Lent is not about looking more "holy" because you have ashes on your forehead. It's not about fasting so that all your friends can see how dedicated you are. It's not about piously praying several times a day so that those you work with can witness your awesome dedication to God. And I've got news for you; it's not about sacrifice. God doesn't want out lame sacrifices anyway.
When we think of Lent, we automatically think of giving up something, right? We give up sweets, coffee, smoking, technology, drinking, sex (no way!), anger, meat, cussing, etc...etc...etc. And although sacrifice is a vital aspect of the Lent experience, I think it has become a distraction from what what we are really called to as followers of Christ. We live in a culture, and are even part of a Church, that finds it politically incorrect to talk about sin. We don't like to confess sin to one another, because that makes us "bad" Christians. We don't like to hold someone accountable for sin, because that would be judgmental. And let's face it, in the post-modern church of today, sin is offensive. It's become intolerant to even mention sin for fear that others might think we're religious zealots.

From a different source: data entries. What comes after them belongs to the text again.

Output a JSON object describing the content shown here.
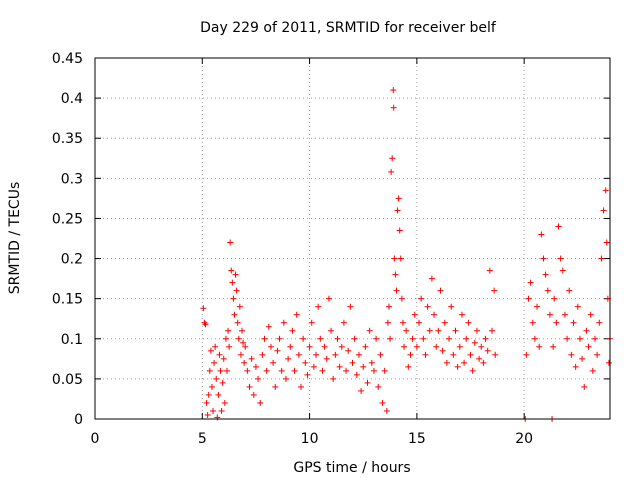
{
  "chart_data": {
    "type": "scatter",
    "title": "Day 229 of 2011, SRMTID for receiver belf",
    "xlabel": "GPS time / hours",
    "ylabel": "SRMTID / TECUs",
    "xlim": [
      0,
      24
    ],
    "ylim": [
      0,
      0.45
    ],
    "x_ticks": [
      0,
      5,
      10,
      15,
      20
    ],
    "x_tick_labels": [
      "0",
      "5",
      "10",
      "15",
      "20"
    ],
    "y_ticks": [
      0,
      0.05,
      0.1,
      0.15,
      0.2,
      0.25,
      0.3,
      0.35,
      0.4,
      0.45
    ],
    "y_tick_labels": [
      "0",
      "0.05",
      "0.1",
      "0.15",
      "0.2",
      "0.25",
      "0.3",
      "0.35",
      "0.4",
      "0.45"
    ],
    "grid": true,
    "marker": "+",
    "series_color": "#ff0000",
    "series": [
      {
        "name": "SRMTID",
        "points": [
          [
            5.05,
            0.138
          ],
          [
            5.1,
            0.12
          ],
          [
            5.15,
            0.118
          ],
          [
            5.2,
            0.02
          ],
          [
            5.25,
            0.005
          ],
          [
            5.3,
            0.03
          ],
          [
            5.35,
            0.06
          ],
          [
            5.4,
            0.085
          ],
          [
            5.45,
            0.04
          ],
          [
            5.5,
            0.01
          ],
          [
            5.55,
            0.07
          ],
          [
            5.6,
            0.09
          ],
          [
            5.65,
            0.05
          ],
          [
            5.7,
            0.002
          ],
          [
            5.75,
            0.03
          ],
          [
            5.8,
            0.08
          ],
          [
            5.85,
            0.06
          ],
          [
            5.9,
            0.01
          ],
          [
            5.95,
            0.045
          ],
          [
            6.0,
            0.075
          ],
          [
            6.05,
            0.02
          ],
          [
            6.1,
            0.1
          ],
          [
            6.15,
            0.06
          ],
          [
            6.2,
            0.11
          ],
          [
            6.25,
            0.09
          ],
          [
            6.3,
            0.22
          ],
          [
            6.35,
            0.185
          ],
          [
            6.4,
            0.17
          ],
          [
            6.45,
            0.15
          ],
          [
            6.5,
            0.13
          ],
          [
            6.55,
            0.18
          ],
          [
            6.6,
            0.16
          ],
          [
            6.65,
            0.12
          ],
          [
            6.7,
            0.1
          ],
          [
            6.75,
            0.14
          ],
          [
            6.8,
            0.08
          ],
          [
            6.85,
            0.11
          ],
          [
            6.9,
            0.095
          ],
          [
            6.95,
            0.07
          ],
          [
            7.0,
            0.09
          ],
          [
            7.1,
            0.06
          ],
          [
            7.2,
            0.04
          ],
          [
            7.3,
            0.075
          ],
          [
            7.4,
            0.03
          ],
          [
            7.5,
            0.065
          ],
          [
            7.6,
            0.05
          ],
          [
            7.7,
            0.02
          ],
          [
            7.8,
            0.08
          ],
          [
            7.9,
            0.1
          ],
          [
            8.0,
            0.06
          ],
          [
            8.1,
            0.115
          ],
          [
            8.2,
            0.09
          ],
          [
            8.3,
            0.07
          ],
          [
            8.4,
            0.04
          ],
          [
            8.5,
            0.085
          ],
          [
            8.6,
            0.1
          ],
          [
            8.7,
            0.06
          ],
          [
            8.8,
            0.12
          ],
          [
            8.9,
            0.05
          ],
          [
            9.0,
            0.075
          ],
          [
            9.1,
            0.09
          ],
          [
            9.2,
            0.11
          ],
          [
            9.3,
            0.06
          ],
          [
            9.4,
            0.13
          ],
          [
            9.5,
            0.08
          ],
          [
            9.6,
            0.04
          ],
          [
            9.7,
            0.1
          ],
          [
            9.8,
            0.07
          ],
          [
            9.9,
            0.055
          ],
          [
            10.0,
            0.09
          ],
          [
            10.1,
            0.12
          ],
          [
            10.2,
            0.065
          ],
          [
            10.3,
            0.08
          ],
          [
            10.4,
            0.14
          ],
          [
            10.5,
            0.1
          ],
          [
            10.6,
            0.06
          ],
          [
            10.7,
            0.09
          ],
          [
            10.8,
            0.075
          ],
          [
            10.9,
            0.15
          ],
          [
            11.0,
            0.11
          ],
          [
            11.1,
            0.05
          ],
          [
            11.2,
            0.08
          ],
          [
            11.3,
            0.1
          ],
          [
            11.4,
            0.065
          ],
          [
            11.5,
            0.09
          ],
          [
            11.6,
            0.12
          ],
          [
            11.7,
            0.06
          ],
          [
            11.8,
            0.085
          ],
          [
            11.9,
            0.14
          ],
          [
            12.0,
            0.07
          ],
          [
            12.1,
            0.1
          ],
          [
            12.2,
            0.055
          ],
          [
            12.3,
            0.08
          ],
          [
            12.4,
            0.035
          ],
          [
            12.5,
            0.065
          ],
          [
            12.6,
            0.09
          ],
          [
            12.7,
            0.045
          ],
          [
            12.8,
            0.11
          ],
          [
            12.9,
            0.07
          ],
          [
            13.0,
            0.06
          ],
          [
            13.1,
            0.1
          ],
          [
            13.2,
            0.04
          ],
          [
            13.3,
            0.08
          ],
          [
            13.4,
            0.02
          ],
          [
            13.5,
            0.06
          ],
          [
            13.6,
            0.01
          ],
          [
            13.65,
            0.12
          ],
          [
            13.7,
            0.14
          ],
          [
            13.75,
            0.1
          ],
          [
            13.8,
            0.308
          ],
          [
            13.85,
            0.325
          ],
          [
            13.9,
            0.41
          ],
          [
            13.92,
            0.388
          ],
          [
            13.95,
            0.2
          ],
          [
            14.0,
            0.18
          ],
          [
            14.05,
            0.16
          ],
          [
            14.1,
            0.26
          ],
          [
            14.15,
            0.275
          ],
          [
            14.2,
            0.235
          ],
          [
            14.25,
            0.2
          ],
          [
            14.3,
            0.15
          ],
          [
            14.35,
            0.12
          ],
          [
            14.4,
            0.09
          ],
          [
            14.5,
            0.11
          ],
          [
            14.6,
            0.065
          ],
          [
            14.7,
            0.08
          ],
          [
            14.8,
            0.1
          ],
          [
            14.9,
            0.13
          ],
          [
            15.0,
            0.09
          ],
          [
            15.1,
            0.12
          ],
          [
            15.2,
            0.15
          ],
          [
            15.3,
            0.1
          ],
          [
            15.4,
            0.08
          ],
          [
            15.5,
            0.14
          ],
          [
            15.6,
            0.11
          ],
          [
            15.7,
            0.175
          ],
          [
            15.8,
            0.13
          ],
          [
            15.9,
            0.09
          ],
          [
            16.0,
            0.11
          ],
          [
            16.1,
            0.16
          ],
          [
            16.2,
            0.085
          ],
          [
            16.3,
            0.12
          ],
          [
            16.4,
            0.07
          ],
          [
            16.5,
            0.1
          ],
          [
            16.6,
            0.14
          ],
          [
            16.7,
            0.08
          ],
          [
            16.8,
            0.11
          ],
          [
            16.9,
            0.065
          ],
          [
            17.0,
            0.09
          ],
          [
            17.1,
            0.13
          ],
          [
            17.2,
            0.07
          ],
          [
            17.3,
            0.1
          ],
          [
            17.4,
            0.12
          ],
          [
            17.5,
            0.08
          ],
          [
            17.6,
            0.06
          ],
          [
            17.7,
            0.095
          ],
          [
            17.8,
            0.11
          ],
          [
            17.9,
            0.075
          ],
          [
            18.0,
            0.09
          ],
          [
            18.1,
            0.07
          ],
          [
            18.2,
            0.1
          ],
          [
            18.3,
            0.085
          ],
          [
            18.4,
            0.185
          ],
          [
            18.5,
            0.11
          ],
          [
            18.6,
            0.16
          ],
          [
            18.65,
            0.08
          ],
          [
            20.05,
            0.0
          ],
          [
            20.1,
            0.08
          ],
          [
            20.2,
            0.15
          ],
          [
            20.3,
            0.17
          ],
          [
            20.4,
            0.12
          ],
          [
            20.5,
            0.1
          ],
          [
            20.6,
            0.14
          ],
          [
            20.7,
            0.09
          ],
          [
            20.8,
            0.23
          ],
          [
            20.9,
            0.2
          ],
          [
            21.0,
            0.18
          ],
          [
            21.1,
            0.16
          ],
          [
            21.2,
            0.13
          ],
          [
            21.3,
            0.0
          ],
          [
            21.35,
            0.09
          ],
          [
            21.4,
            0.15
          ],
          [
            21.5,
            0.12
          ],
          [
            21.6,
            0.24
          ],
          [
            21.7,
            0.2
          ],
          [
            21.8,
            0.185
          ],
          [
            21.9,
            0.13
          ],
          [
            22.0,
            0.1
          ],
          [
            22.1,
            0.16
          ],
          [
            22.2,
            0.08
          ],
          [
            22.3,
            0.12
          ],
          [
            22.4,
            0.065
          ],
          [
            22.5,
            0.14
          ],
          [
            22.6,
            0.1
          ],
          [
            22.7,
            0.075
          ],
          [
            22.8,
            0.04
          ],
          [
            22.9,
            0.11
          ],
          [
            23.0,
            0.09
          ],
          [
            23.1,
            0.13
          ],
          [
            23.2,
            0.06
          ],
          [
            23.3,
            0.1
          ],
          [
            23.4,
            0.08
          ],
          [
            23.5,
            0.12
          ],
          [
            23.6,
            0.2
          ],
          [
            23.7,
            0.26
          ],
          [
            23.8,
            0.285
          ],
          [
            23.85,
            0.22
          ],
          [
            23.9,
            0.15
          ],
          [
            23.95,
            0.07
          ],
          [
            24.0,
            0.1
          ]
        ]
      }
    ]
  }
}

Now, I am in no way advocating that we pursue campaigns of judging one another, and I'm not suggesting forms of self-righteousness. I'm not even asking us to feel bad about our faults and failures. We carry enough guilt during the rest of the year. Like I said, we're all screwed up to some extent, and those of you that know me know that I'm up there with the worst of them. I guess what I'm getting at is that maybe it's time to observe Lent for what it is: a time of repentance. Repentance is a good thing when you think about it. It's not about some angry person on the street corner screaming, "REPENT!" It's not about doom and gloom, fire and brimstone and God's wrath on pathetic worthless sinners like you and me. Repentance, when you get right down to it, is about loving one another. When we call each other to turn from our sins and turn back to God, we are essentially communicating to them that we care about them. It's about saying to those we love, "Repent! Please! Because I love you and see what a freaking mess your life is! And my life is a mess too! Help me! I'll help you! We're in this together!"
So, as we begin Lent on this Ash Wednesday, let's commit to the discipline of repenting. It really is an ancient discipline, when you get right down to it. Repent! And do me a favor. Challenge me to repent as well, especially when I fall short. Because I will fall short again and again. I promise. Because I'm a mess.